A proposta da pesquisa é o diferencial frente aos trabalhos desenvolvidos nesse âmbito, uma vez que foram associadas temáticas que geralmente são trabalhadas em separado. “Não se quis analisar somente a paisagem e as mudanças de uso e cobertura da terra em si, mas se buscou os contextos urbanos dessa paisagem, os processos econômicos, humanos e sociais intrinsecamente relacionados às transformações geradas pelas trajetórias de uso e cobertura da terra em diferentes escalas”, destaca Maria Isabel Escada.
De acordo com o pesquisador Antônio Miguel Monteiro, da DPI/INPE, “a intensidade dos processos de ocupação regional nas últimas décadas na Amazônia produziu um conjunto de assentamentos humanos que vão muito além das cidades, como as vilas, distritos e várias outras formas de organização de núcleos populacionais, que representam nós e que configuram a trama urbana na Amazônia contemporânea. Assim, para enfrentar os imensos desafios de uma floresta urbanizada não é possível pensar em políticas para essa floresta que não reconheçam e envolvam sua dimensão urbana e a forma na qual esse urbano se expressa na paisagem”.

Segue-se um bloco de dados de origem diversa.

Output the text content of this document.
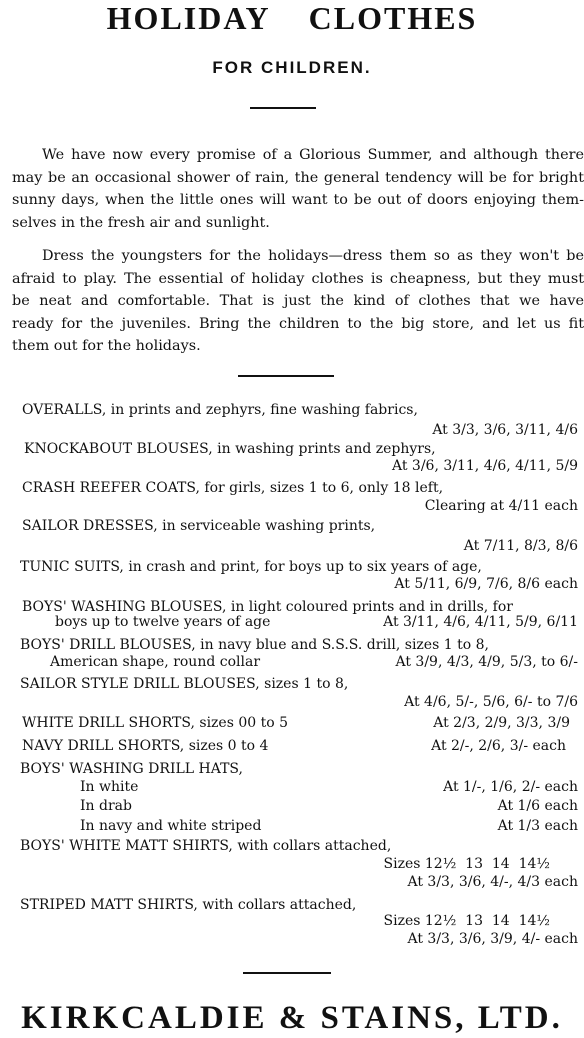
HOLIDAY CLOTHES
FOR CHILDREN.
We have now every promise of a Glorious Summer, and although there
may be an occasional shower of rain, the general tendency will be for bright
sunny days, when the little ones will want to be out of doors enjoying them-
selves in the fresh air and sunlight.
Dress the youngsters for the holidays—dress them so as they won't be
afraid to play. The essential of holiday clothes is cheapness, but they must
be neat and comfortable. That is just the kind of clothes that we have
ready for the juveniles. Bring the children to the big store, and let us fit
them out for the holidays.
OVERALLS, in prints and zephyrs, fine washing fabrics,
At 3/3, 3/6, 3/11, 4/6
KNOCKABOUT BLOUSES, in washing prints and zephyrs,
At 3/6, 3/11, 4/6, 4/11, 5/9
CRASH REEFER COATS, for girls, sizes 1 to 6, only 18 left,
Clearing at 4/11 each
SAILOR DRESSES, in serviceable washing prints,
At 7/11, 8/3, 8/6
TUNIC SUITS, in crash and print, for boys up to six years of age,
At 5/11, 6/9, 7/6, 8/6 each
BOYS' WASHING BLOUSES, in light coloured prints and in drills, for
boys up to twelve years of age	At 3/11, 4/6, 4/11, 5/9, 6/11
BOYS' DRILL BLOUSES, in navy blue and S.S.S. drill, sizes 1 to 8,
American shape, round collar	At 3/9, 4/3, 4/9, 5/3, to 6/-
SAILOR STYLE DRILL BLOUSES, sizes 1 to 8,
At 4/6, 5/-, 5/6, 6/- to 7/6
WHITE DRILL SHORTS, sizes 00 to 5	At 2/3, 2/9, 3/3, 3/9
NAVY DRILL SHORTS, sizes 0 to 4	At 2/-, 2/6, 3/- each
BOYS' WASHING DRILL HATS,
In white	At 1/-, 1/6, 2/- each
In drab	At 1/6 each
In navy and white striped	At 1/3 each
BOYS' WHITE MATT SHIRTS, with collars attached,
Sizes 12½  13  14  14½
At 3/3, 3/6, 4/-, 4/3 each
STRIPED MATT SHIRTS, with collars attached,
Sizes 12½  13  14  14½
At 3/3, 3/6, 3/9, 4/- each
KIRKCALDIE & STAINS, LTD.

O Pará foi o grande centro desse trabalho minucioso, palco da maioria das idas a campo. O Estado, além de ter uma relação intensa com as dinâmicas do desmatamento, tem formas de produção bem marcantes, como o avanço da soja numa região onde sempre predominou a agricultura familiar. Foram abarcadas aproximadamente 200 comunidades da Amazônia, especificamente em áreas próximas aos municípios de Santarém e Itaituba, no Pará, por onde corre o Rio Tapajós e por onde passam as rodovias BR-230 – a Transamazônica e BR-163, esta última, enfatizando o trecho entre os municípios de Sinop, no norte do Mato Grosso e Novo Progresso, no sul do Pará, área conhecida pelo grande desmatamento em função da atual expansão da fronteira agrícola.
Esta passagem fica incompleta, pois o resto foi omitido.